The expert whose opinion was prohibited is biomechanic John Lloyd, PhD, whose most recent paper I described in this blog posting. The key paragraph of the opinion concludes:
In this case, Dr. Lloyd was not offering a medical opinion as to the extent of the victim’s brain injury, a matter which was not in dispute. Rather, based upon his biomechanical studies, he opined that (1) a child of the victim’s height and weight could have sustained similar brain injuries by falling out of a day bed; and (2) shaking alone could not have caused such injuries. We conclude Dr. Lloyd was qualified to offer these opinions as to causation because the mechanism of injury (falls and shaking) fell within the field of biomechanics
A Suicide Attempt
Finally, after a preliminary hearing that lasted four days, a California judge has ordered a foster father to stand trial for murder and child abuse in an especially murky case. The defendant called 911 in November of 2010 with a report that a baby was choking on milk. During interrogation later he said he had accidentally knocked the child from the table in his bouncy chair.
Vacaville Reporter Ryan Chalk summarized the medical testimony in a news story, no longer on line, in The Reporter:
Wednesday saw the conclusion of testimony from Dr. Michelle Jorden, a forensic neuropathologist.
Jorden testified that it was her opinion that Buddy had suffered a traumatic brain injury leading up to his choking episode.
“I think it’s a combination of shaking and impact,” Jorden testified as to the cause of the injuries.
And from another day’s coverage:
Dr. Rachel Gilgoff, a child abuse pediatrician, testified that “both sides of his brain were extremely compromised,” as tests revealed he was suffering from significant bleeding and swelling in the brain.

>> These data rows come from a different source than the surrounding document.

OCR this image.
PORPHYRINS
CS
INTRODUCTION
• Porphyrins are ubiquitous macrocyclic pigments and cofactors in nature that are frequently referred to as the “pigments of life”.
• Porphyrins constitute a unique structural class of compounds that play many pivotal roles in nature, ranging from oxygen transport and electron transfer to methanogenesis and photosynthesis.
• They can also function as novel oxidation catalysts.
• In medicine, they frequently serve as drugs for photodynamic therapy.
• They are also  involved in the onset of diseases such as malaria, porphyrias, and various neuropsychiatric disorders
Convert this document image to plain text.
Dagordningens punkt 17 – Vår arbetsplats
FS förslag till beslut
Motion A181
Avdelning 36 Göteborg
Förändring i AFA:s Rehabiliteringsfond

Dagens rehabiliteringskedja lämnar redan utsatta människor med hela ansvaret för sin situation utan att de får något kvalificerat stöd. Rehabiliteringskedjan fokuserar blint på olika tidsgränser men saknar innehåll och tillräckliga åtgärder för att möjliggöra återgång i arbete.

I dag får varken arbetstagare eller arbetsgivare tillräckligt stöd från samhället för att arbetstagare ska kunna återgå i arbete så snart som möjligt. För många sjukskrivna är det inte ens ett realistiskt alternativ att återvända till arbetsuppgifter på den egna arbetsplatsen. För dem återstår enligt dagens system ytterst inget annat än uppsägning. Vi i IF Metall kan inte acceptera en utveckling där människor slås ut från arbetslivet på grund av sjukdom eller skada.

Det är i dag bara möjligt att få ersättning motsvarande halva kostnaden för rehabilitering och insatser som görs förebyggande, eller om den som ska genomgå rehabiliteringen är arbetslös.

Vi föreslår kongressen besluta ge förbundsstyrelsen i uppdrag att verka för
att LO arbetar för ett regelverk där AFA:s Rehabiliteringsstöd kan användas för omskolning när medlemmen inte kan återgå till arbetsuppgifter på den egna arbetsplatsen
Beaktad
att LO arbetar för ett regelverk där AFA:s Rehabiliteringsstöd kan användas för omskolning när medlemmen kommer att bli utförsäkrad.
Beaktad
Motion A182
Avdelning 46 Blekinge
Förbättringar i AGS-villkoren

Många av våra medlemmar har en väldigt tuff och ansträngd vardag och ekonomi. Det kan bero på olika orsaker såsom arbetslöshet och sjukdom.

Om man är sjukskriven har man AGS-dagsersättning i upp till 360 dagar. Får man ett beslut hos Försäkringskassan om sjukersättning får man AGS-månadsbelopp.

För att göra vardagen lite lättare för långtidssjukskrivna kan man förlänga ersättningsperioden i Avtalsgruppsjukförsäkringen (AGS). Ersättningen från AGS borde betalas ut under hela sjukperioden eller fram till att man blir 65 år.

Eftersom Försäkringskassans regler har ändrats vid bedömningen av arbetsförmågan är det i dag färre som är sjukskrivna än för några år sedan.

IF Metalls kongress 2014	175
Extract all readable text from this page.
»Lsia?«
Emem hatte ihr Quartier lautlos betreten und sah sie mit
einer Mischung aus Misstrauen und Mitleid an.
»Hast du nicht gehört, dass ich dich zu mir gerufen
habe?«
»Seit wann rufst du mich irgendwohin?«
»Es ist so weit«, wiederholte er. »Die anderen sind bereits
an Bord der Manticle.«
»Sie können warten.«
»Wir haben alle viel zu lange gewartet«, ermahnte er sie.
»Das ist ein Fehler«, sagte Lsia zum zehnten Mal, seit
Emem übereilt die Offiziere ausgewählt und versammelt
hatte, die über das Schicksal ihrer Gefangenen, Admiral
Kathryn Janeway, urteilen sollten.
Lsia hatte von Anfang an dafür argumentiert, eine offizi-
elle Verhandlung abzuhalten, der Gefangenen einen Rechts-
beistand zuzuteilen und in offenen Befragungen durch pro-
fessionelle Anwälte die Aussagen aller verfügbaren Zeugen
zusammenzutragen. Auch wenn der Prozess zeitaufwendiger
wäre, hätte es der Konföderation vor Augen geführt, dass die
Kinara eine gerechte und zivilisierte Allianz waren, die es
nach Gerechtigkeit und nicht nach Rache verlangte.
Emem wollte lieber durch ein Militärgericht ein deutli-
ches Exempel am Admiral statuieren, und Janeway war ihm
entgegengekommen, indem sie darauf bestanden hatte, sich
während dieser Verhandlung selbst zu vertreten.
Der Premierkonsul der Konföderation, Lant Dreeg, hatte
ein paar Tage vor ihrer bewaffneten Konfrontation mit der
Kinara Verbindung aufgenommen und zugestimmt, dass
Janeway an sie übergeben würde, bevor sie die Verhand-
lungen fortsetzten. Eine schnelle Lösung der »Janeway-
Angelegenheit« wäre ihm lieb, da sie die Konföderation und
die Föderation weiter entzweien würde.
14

“His injury is extremely consistent with abusive head trauma, or shaken baby syndrome,” Gilgoff testified.
I’m guessing there was no evidence of impact, because there’s none mentioned in the articles.
The defendant, Reginald Tanubagijo, attempted suicide at some point before the preliminary hearing, according to The Reporter:
Tanubagijo had already been arrested and released on bail, and during that time, Officer Michael Shephard responded to the Tanubagijo home for a report of a suicide attempt.
Shephard testified that he found Tanubagijo slumped over with a bloody towel over his arm and a very large laceration to his wrist.
Inside the kitchen, Shephard testified that he found a note that read, “I killed Buddy.”
Other notes found at the home read, “I did killed Buddy,” and “Tell the judge I did killed Buddy,” the officer further testified.
The child’s biological mother has filed a civil lawsuit charging negligence by the county and others who allowed the defendant to be a foster parent, the most recent coverage reports.
The unnecessary pain of it all makes me sad.